Here is the variable template I used:
appvars.yaml
parameters: appName: "" deployToSlot: false variables: siteName: "$(tier)-$(region)-$(app)-${{parameters.appName}}" ${{ if eq(parameters.deployToSlot, true) }}: corsOrigin:"https://${{parameters.appName}}-$(slotName).azurewebsites.net" ${{ if eq(parameters.deployToSlot, false) }}: corsOrigin: “https://${{parameters.appName}}.azurewebsites.net" appName: ${{parameters.appName}} template: "$(System.DefaultWorkingDirectory)/arm_templates/azuredeploy.json" virtualApps: "$(System.DefaultWorkingDirectory)/manifest.json"
You can see that I’ve included a parameters section that takes in appName as a parameter. You can see it in the release.yaml file, this parameter is being applied with:
variables: - template: templates/appvars.yaml@templates parameters: appName: 'app1'
This allows us to cut down on repeated code by using an extendable template for the variables needed for each deployment stage. It is essential to understand how variables and parameters work in Azure pipelines and the different ways they can be expressed in your YAML.
Check out these resources:
YAML Variables Documentation
YAML Parameters Documentation
Developer Community Forum Post
Conclusion
Development operation decisions should be considered in architecture design.
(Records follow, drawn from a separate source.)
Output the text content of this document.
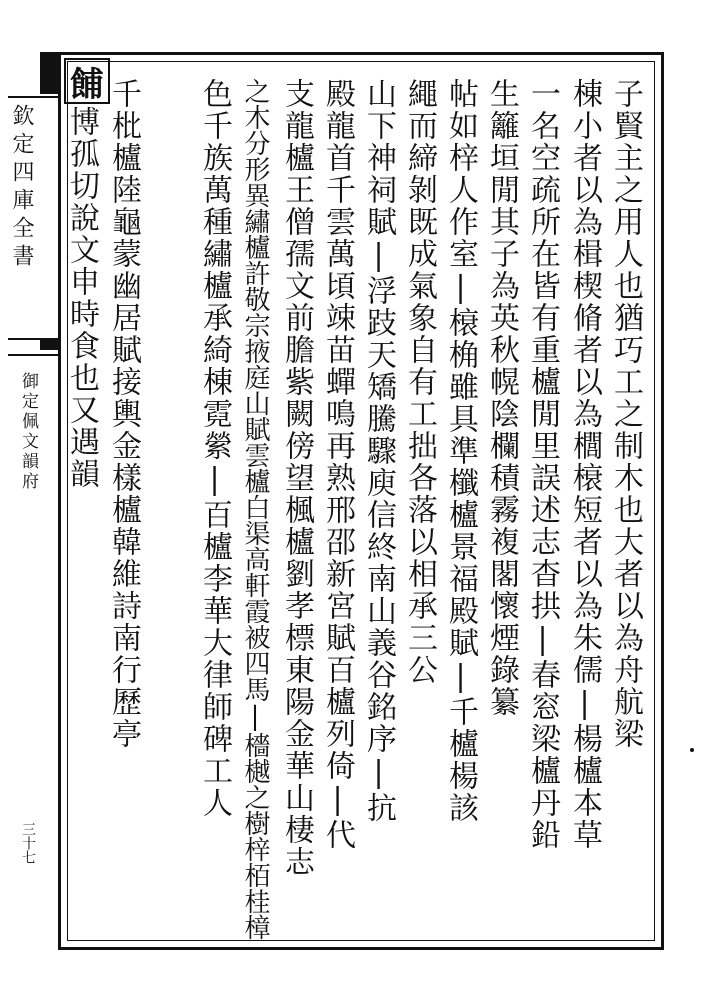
欽定四庫全書
御定佩文韻府
三十七
餔	子賢主之用人也猶巧工之制木也大者以為舟航梁
棟小者以為楫楔脩者以為櫚榱短者以為朱儒|楊櫨本草
一名空疏所在皆有重櫨閒里誤述志杳拱|春窓梁櫨丹鉛
生籬垣閒其子為英秋幌陰欄積霧複閣懷煙錄纂
帖如梓人作室|榱桷雖具準櫼櫨景福殿賦|千櫨楊該
繩而締剝既成氣象自有工拙各落以相承三公
山下神祠賦|浮跂天矯騰驟庾信終南山義谷銘序|抗
殿龍首千雲萬頃竦苗蟬鳴再熟邢邵新宮賦百櫨列倚|代
支龍櫨王僧孺文前膽紫闕傍望楓櫨劉孝標東陽金華山棲志
之木分形異繡櫨許敬宗掖庭山賦雲櫨白渠高軒霞被四馬|檣樾之樹梓栢桂樟
色千族萬種繡櫨承綺棟霓縈|百櫨李華大律師碑工人
千枇櫨陸龜蒙幽居賦接輿金樣櫨韓維詩南行歷亭
博孤切說文申時食也又遇韻
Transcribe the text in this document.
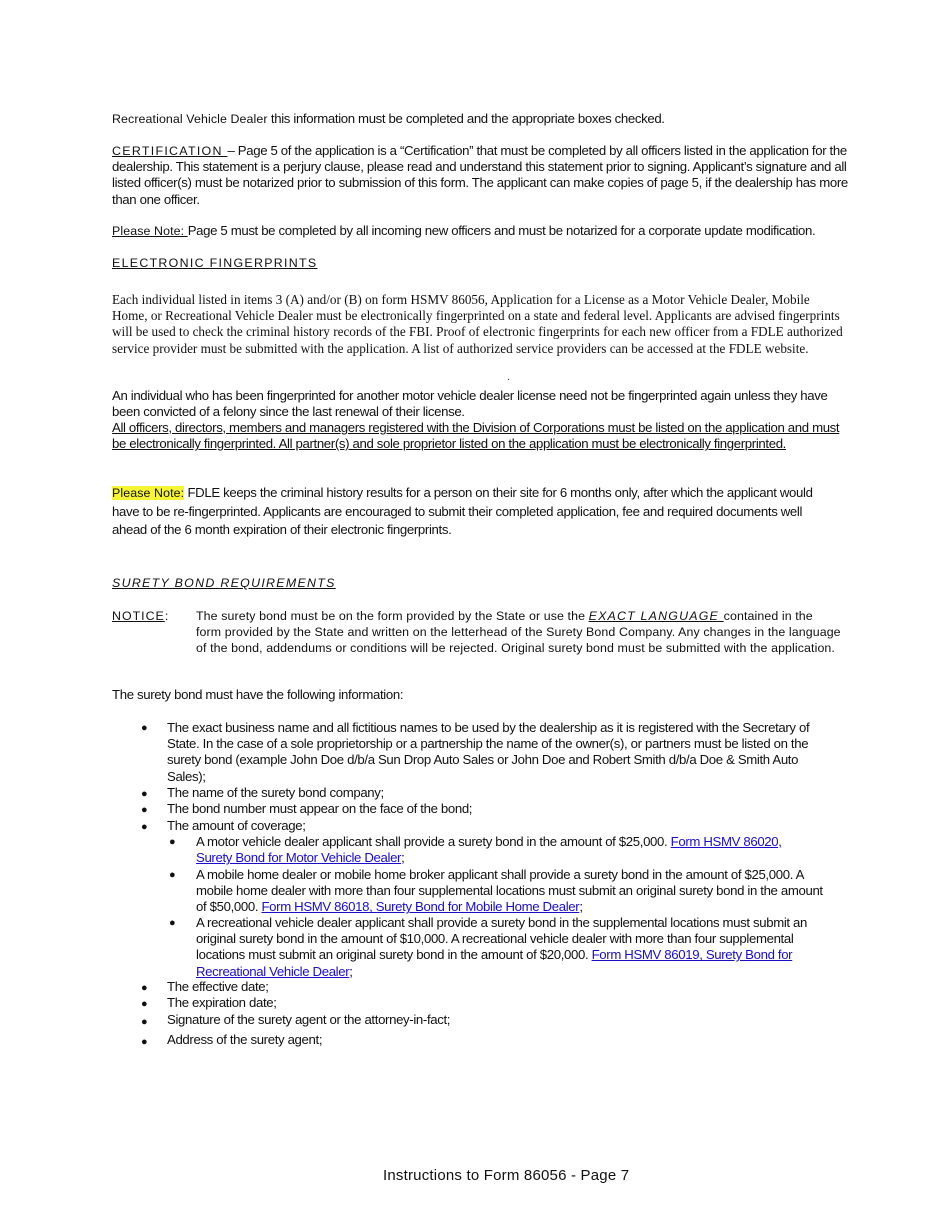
Recreational Vehicle Dealer this information must be completed and the appropriate boxes checked.
CERTIFICATION – Page 5 of the application is a “Certification” that must be completed by all officers listed in the application for the dealership. This statement is a perjury clause, please read and understand this statement prior to signing. Applicant’s signature and all listed officer(s) must be notarized prior to submission of this form. The applicant can make copies of page 5, if the dealership has more than one officer.
Please Note: Page 5 must be completed by all incoming new officers and must be notarized for a corporate update modification.
ELECTRONIC FINGERPRINTS
Each individual listed in items 3 (A) and/or (B) on form HSMV 86056, Application for a License as a Motor Vehicle Dealer, Mobile Home, or Recreational Vehicle Dealer must be electronically fingerprinted on a state and federal level. Applicants are advised fingerprints will be used to check the criminal history records of the FBI. Proof of electronic fingerprints for each new officer from a FDLE authorized service provider must be submitted with the application. A list of authorized service providers can be accessed at the FDLE website.
.
An individual who has been fingerprinted for another motor vehicle dealer license need not be fingerprinted again unless they have been convicted of a felony since the last renewal of their license.
All officers, directors, members and managers registered with the Division of Corporations must be listed on the application and must be electronically fingerprinted. All partner(s) and sole proprietor listed on the application must be electronically fingerprinted.
Please Note: FDLE keeps the criminal history results for a person on their site for 6 months only, after which the applicant would have to be re-fingerprinted. Applicants are encouraged to submit their completed application, fee and required documents well ahead of the 6 month expiration of their electronic fingerprints.
SURETY BOND REQUIREMENTS
NOTICE: The surety bond must be on the form provided by the State or use the EXACT LANGUAGE contained in the form provided by the State and written on the letterhead of the Surety Bond Company. Any changes in the language of the bond, addendums or conditions will be rejected. Original surety bond must be submitted with the application.
The surety bond must have the following information:
● The exact business name and all fictitious names to be used by the dealership as it is registered with the Secretary of State. In the case of a sole proprietorship or a partnership the name of the owner(s), or partners must be listed on the surety bond (example John Doe d/b/a Sun Drop Auto Sales or John Doe and Robert Smith d/b/a Doe & Smith Auto Sales);
● The name of the surety bond company;
● The bond number must appear on the face of the bond;
● The amount of coverage;
● A motor vehicle dealer applicant shall provide a surety bond in the amount of $25,000. Form HSMV 86020, Surety Bond for Motor Vehicle Dealer;
● A mobile home dealer or mobile home broker applicant shall provide a surety bond in the amount of $25,000. A mobile home dealer with more than four supplemental locations must submit an original surety bond in the amount of $50,000. Form HSMV 86018, Surety Bond for Mobile Home Dealer;
● A recreational vehicle dealer applicant shall provide a surety bond in the supplemental locations must submit an original surety bond in the amount of $10,000. A recreational vehicle dealer with more than four supplemental locations must submit an original surety bond in the amount of $20,000. Form HSMV 86019, Surety Bond for Recreational Vehicle Dealer;
● The effective date;
● The expiration date;
● Signature of the surety agent or the attorney-in-fact;
● Address of the surety agent;
Instructions to Form 86056 - Page 7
In the scenario described above, the architecture I inherited did not foster the most efficient development and deployment workflow. For example, the decision to have sub-applications exist on an individual app service instead of assigning them to their app services. This limited us to deploy the individual applications in series, as you are limited to run one deployment at a time to give app service.
Infrastructure as code implemented in the continuous integration and delivery process can be equally as important as implementing it for your existing infrastructure.
Suppose you are working on a project that requires a complicated development lifecycle with multiple teams needing distinct environments. In this case, it becomes increasingly important to formulate a strategy around maintaining the various environments. Environment creation and code deployment should be as automated as possible. Applying configurations across all environments should be an easy task.